Уже через полчаса наша группа тронулась в путь, соблюдая технику безопасности, предписанную Эдуардом, руководителем нашего восхождения. Функция штурмана отводилась мне. Выклянчив на ресепшен, имеющуюся у них карту лыжных подъёмников плато, где находился наш отель, я повёл своих друзей вверх, где клубились розовато-дымчатые облака. Хотя, по большому счёту, прокладывать им путь было некуда: вершина, на которую мы должны были подняться, была видна почти с каждой точки нашего пути, к тому же, к ней вела, хорошо заметная, извилистая тропа. А ещё, глядя на карту, я обнаружил, что до «трёхтысячника» наша вершина не дотягивала, её высота составляла 2997 метров.

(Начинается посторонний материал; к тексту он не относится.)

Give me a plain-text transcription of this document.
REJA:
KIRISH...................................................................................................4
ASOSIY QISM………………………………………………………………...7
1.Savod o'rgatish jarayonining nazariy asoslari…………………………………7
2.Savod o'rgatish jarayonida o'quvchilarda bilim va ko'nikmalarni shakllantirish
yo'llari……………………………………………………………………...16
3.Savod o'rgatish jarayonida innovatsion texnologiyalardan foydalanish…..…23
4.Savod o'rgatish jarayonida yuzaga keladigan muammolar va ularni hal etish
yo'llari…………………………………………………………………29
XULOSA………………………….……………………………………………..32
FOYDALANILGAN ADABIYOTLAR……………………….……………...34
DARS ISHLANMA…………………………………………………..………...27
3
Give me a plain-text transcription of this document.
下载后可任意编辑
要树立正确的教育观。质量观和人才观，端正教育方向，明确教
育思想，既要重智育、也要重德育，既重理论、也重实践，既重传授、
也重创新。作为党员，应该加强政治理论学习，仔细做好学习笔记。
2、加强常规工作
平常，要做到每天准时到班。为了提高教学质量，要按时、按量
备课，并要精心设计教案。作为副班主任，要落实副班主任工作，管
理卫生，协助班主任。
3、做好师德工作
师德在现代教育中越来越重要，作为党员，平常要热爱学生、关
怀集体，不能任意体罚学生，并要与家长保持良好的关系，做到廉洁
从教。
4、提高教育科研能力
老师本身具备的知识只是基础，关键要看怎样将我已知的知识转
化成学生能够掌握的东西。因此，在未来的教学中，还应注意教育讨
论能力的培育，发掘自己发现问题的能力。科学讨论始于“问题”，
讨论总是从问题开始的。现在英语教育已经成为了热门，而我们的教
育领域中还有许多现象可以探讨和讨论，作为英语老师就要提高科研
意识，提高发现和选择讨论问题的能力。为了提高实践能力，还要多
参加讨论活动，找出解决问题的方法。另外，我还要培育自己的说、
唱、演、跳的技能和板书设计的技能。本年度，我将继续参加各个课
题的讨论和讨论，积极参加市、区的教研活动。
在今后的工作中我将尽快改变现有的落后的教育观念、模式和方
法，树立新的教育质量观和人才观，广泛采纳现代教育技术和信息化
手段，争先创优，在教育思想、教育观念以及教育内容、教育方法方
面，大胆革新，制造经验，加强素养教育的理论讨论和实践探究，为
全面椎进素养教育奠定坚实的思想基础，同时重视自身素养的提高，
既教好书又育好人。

– Ничего страшного, три метра доберём собранными камнями, – улыбаясь, отшутился Эдуард.
Ассоциативно я вдруг вспомнил, из своего альпинистского прошлого, что гора Хан-Тенгри в восточном Тянь-Шане имела высоту 6995 метров. В тоже время в Советском Союзе были четыре вершины, превышающие семь тысяч метров. Советские горовосходители, желая добавить к ним ещё один «семитысячник», попросили геодезистов провести более точные измерения высоты этой горы. По результатам высотных промеров получилось 6995.2 метров. Кто-то из руководителей этих измерений посоветовал каждому из, восходивших на эту вершину, альпинистов брать в рюкзаке немного земли, пока она не достигнет нужной отметки.
Понятно, что никто из нас не собирался досыпать альпийскую вершину, и мы не спеша продолжали шагать по горной тропе, которая витиеватой змейкой огибала окружающие остроконечные скалы, крутые обрывы и шумные водопады. Подъём был не очень сложный, и мы всё время не уставали любоваться красотами Доломитовых Альп. Поскольку наш отель находился на уже приличной высоте, хвойно-лиственный лес остался далеко внизу. Поэтому тропа вела нас по альпийскому лугу, в некоторых местах которого мирно паслись итальянские коровы. Наша новая попутчица Женя, поглядывая на одну из коричневатых таких бурёнушек, мечтательно проговорила:
– Посмотрите, пожалуйста, на неё, точь в точь, как на обёртке шоколадки «Milka», который я сейчас бы с удовольствием съела.
– «Milka» будем смаковать вместе с нашей Милой в Израиле, – таинственно улыбнулся Эдик, – а сейчас позвольте угостить вас элитным итальянским шоколадом «Modica».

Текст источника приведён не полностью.